Predictive and prescriptive analytics enable companies to plan and respond to unexpected events. For example, when a recent monsoon in India wrought havoc on sugar cane crops, many food production companies struggled. One chocolate factory, however, used analytics to choose a secondary sugar supplier – halfway across the world in South America. The company located and sourced the sugar using data collected from satellite imagery and soil level sensors, which they analyzed to predict the growth rates and health of sugar crops across the globe. This was not possible 10-15 years ago.

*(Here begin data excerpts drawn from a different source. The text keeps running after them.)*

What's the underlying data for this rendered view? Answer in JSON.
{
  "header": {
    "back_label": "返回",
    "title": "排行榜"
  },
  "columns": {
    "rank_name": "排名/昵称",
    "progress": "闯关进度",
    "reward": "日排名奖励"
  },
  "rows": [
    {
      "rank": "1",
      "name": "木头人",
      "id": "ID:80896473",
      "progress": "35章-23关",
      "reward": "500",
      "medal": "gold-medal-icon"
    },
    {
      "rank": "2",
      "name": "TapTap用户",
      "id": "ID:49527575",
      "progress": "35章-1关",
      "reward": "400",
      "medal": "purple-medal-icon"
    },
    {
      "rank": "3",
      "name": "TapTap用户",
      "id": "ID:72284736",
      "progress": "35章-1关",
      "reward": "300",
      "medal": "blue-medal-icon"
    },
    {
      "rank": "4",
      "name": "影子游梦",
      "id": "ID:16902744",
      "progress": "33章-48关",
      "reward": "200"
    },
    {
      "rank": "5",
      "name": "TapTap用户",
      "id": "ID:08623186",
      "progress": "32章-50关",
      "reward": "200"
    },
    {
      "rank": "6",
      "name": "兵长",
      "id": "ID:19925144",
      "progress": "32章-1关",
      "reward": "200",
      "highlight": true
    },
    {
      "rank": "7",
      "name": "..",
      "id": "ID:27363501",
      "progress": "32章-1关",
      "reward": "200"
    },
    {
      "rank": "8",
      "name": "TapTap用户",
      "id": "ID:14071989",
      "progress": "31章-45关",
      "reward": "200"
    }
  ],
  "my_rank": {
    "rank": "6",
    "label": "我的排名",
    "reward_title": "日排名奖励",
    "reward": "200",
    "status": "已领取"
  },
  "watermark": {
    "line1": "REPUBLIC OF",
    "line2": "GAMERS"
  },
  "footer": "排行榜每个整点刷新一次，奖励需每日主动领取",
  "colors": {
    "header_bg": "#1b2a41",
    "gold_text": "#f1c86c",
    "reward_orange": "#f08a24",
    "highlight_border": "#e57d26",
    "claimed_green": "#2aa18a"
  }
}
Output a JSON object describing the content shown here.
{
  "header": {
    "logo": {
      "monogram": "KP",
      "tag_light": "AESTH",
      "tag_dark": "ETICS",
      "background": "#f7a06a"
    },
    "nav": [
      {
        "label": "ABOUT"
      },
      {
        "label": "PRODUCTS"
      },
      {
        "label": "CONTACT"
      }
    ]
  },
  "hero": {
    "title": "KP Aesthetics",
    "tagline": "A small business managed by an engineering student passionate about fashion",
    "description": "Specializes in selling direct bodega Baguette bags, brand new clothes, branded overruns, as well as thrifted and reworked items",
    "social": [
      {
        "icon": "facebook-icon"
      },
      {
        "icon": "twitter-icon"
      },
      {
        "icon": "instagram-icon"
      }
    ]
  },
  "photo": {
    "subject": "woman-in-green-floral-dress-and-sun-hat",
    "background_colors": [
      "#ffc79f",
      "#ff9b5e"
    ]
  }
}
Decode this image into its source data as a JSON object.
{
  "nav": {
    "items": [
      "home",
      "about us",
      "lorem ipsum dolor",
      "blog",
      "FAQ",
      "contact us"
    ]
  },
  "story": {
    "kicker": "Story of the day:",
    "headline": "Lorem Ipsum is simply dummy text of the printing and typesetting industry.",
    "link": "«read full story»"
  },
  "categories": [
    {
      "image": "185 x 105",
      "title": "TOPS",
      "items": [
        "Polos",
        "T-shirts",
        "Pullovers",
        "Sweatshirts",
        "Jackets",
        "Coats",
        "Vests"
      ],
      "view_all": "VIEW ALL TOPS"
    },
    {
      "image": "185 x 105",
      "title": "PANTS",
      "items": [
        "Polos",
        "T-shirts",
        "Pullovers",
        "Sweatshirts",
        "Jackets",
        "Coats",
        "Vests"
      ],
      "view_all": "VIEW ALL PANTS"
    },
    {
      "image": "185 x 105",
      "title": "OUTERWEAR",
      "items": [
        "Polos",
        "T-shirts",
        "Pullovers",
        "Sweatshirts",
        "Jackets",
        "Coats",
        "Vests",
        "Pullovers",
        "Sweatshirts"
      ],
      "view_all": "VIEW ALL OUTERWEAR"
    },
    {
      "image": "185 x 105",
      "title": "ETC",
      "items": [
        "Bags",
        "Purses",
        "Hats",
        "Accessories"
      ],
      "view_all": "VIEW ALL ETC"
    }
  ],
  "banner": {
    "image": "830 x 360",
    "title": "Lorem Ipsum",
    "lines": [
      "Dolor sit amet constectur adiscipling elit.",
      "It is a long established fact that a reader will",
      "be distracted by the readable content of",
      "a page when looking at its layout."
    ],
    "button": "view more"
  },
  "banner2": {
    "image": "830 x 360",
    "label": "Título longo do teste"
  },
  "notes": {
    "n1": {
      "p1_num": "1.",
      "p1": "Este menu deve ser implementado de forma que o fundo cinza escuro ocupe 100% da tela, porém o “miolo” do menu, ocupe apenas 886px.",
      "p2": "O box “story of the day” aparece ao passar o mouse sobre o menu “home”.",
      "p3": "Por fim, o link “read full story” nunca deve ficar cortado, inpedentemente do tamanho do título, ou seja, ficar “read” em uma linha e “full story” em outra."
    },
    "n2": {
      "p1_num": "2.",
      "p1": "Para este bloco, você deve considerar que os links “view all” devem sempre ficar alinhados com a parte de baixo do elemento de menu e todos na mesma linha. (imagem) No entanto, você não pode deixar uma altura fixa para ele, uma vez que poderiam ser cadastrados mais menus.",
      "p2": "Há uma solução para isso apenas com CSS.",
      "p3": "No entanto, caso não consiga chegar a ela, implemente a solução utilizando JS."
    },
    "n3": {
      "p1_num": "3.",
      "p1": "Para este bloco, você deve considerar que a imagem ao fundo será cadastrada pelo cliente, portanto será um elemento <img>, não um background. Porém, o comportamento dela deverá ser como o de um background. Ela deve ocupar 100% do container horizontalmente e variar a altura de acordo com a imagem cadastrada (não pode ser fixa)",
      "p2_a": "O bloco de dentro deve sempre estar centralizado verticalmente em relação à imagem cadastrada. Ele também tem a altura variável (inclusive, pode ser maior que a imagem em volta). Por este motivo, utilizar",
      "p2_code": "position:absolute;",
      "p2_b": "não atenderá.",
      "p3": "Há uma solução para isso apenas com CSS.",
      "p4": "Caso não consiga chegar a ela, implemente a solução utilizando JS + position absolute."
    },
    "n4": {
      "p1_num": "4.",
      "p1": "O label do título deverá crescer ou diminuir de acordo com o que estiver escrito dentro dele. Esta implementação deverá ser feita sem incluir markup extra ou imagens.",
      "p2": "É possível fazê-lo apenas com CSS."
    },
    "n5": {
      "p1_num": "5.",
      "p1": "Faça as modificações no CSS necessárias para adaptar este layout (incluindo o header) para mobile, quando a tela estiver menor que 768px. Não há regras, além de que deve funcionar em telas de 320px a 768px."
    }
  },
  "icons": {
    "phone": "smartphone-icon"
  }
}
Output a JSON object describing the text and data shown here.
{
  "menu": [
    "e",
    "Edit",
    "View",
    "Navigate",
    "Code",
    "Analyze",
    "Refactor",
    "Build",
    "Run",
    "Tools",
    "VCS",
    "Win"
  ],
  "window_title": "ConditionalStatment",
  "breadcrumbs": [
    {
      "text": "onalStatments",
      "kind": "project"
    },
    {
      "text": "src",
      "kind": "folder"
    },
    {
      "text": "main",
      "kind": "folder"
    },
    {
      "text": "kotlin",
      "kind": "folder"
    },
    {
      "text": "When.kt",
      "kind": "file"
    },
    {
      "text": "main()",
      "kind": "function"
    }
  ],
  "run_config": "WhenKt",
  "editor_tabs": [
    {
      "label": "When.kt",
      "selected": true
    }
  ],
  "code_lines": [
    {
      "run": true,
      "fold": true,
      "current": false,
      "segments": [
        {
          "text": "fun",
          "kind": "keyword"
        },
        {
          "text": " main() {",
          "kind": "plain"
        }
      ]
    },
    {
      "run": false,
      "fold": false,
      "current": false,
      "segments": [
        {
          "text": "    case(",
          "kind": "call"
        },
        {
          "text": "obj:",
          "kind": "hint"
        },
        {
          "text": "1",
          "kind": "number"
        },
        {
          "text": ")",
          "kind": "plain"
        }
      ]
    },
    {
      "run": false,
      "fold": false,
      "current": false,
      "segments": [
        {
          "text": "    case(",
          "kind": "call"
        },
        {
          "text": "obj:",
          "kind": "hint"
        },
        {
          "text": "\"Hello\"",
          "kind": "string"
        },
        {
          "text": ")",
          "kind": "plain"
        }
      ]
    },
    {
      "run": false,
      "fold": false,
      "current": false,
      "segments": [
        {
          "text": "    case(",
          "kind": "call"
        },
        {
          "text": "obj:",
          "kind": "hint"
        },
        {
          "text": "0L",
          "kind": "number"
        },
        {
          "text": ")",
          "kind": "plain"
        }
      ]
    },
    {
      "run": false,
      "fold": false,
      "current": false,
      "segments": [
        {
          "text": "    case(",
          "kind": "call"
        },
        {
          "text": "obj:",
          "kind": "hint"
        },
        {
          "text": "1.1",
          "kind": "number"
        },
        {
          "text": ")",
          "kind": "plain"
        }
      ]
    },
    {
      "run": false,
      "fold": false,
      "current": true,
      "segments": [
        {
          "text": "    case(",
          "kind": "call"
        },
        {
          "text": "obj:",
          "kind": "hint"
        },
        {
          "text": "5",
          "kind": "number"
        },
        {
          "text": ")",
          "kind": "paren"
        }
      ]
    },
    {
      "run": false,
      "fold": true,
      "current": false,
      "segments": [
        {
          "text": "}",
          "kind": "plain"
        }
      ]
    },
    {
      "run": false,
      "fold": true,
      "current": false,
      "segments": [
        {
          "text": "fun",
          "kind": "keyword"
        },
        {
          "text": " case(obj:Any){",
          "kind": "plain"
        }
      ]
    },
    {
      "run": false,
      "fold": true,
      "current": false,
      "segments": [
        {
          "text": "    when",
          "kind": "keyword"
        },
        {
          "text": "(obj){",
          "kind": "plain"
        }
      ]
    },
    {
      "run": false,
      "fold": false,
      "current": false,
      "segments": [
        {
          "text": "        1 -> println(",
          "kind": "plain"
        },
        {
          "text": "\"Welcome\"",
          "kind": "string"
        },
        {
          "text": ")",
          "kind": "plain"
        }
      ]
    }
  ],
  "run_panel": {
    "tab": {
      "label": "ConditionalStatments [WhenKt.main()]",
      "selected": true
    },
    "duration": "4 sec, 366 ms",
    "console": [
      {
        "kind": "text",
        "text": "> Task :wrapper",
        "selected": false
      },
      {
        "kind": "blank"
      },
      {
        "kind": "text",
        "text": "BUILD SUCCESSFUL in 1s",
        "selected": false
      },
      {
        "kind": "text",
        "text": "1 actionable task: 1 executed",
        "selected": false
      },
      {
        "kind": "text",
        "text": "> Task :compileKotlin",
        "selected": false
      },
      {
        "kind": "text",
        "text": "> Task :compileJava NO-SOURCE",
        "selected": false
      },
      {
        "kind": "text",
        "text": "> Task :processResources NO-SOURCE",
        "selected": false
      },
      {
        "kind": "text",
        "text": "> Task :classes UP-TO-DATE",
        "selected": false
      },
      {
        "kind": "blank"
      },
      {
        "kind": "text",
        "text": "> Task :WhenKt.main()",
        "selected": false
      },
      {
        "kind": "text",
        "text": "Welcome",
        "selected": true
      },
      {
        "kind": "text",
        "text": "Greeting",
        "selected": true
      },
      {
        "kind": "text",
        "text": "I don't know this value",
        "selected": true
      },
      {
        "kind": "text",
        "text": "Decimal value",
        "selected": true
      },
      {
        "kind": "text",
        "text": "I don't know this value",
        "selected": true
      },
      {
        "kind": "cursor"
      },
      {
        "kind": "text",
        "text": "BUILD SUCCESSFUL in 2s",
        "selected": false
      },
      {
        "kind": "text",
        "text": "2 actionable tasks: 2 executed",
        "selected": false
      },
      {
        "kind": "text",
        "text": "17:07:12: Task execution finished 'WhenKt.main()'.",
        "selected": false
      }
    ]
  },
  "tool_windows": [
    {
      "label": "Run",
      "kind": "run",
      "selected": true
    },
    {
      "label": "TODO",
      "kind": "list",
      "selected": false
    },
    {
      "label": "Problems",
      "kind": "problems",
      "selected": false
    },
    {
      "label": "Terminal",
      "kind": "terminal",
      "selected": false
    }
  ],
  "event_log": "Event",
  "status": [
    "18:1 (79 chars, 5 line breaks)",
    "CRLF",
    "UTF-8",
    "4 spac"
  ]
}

Data like this can be very difficult to gather. However, crowdsourcing can reduce the burden. One important factor customers consider when purchasing materials, for example, is knowing that they are child labor and conflict free. However, as I stated in the article, “that is a significant amount of data to gather for any single company, but many other buyers in the market use that exact same supplier and all of its contract manufacturers. So rather than regenerating all this information, we’re starting to see collaborative networks where, when you are using one of these products in your production, you can save that information to the cloud, it can be validated and standardized, and then it can be leveraged by others to understand pricing and market trends.”
These improvements aren’t seamless however, and organizations must keep in mind that this kind of data “...isn’t easy to come by. Often when companies are using these tools, it’s the company’s internal data that is the hardest to integrate.”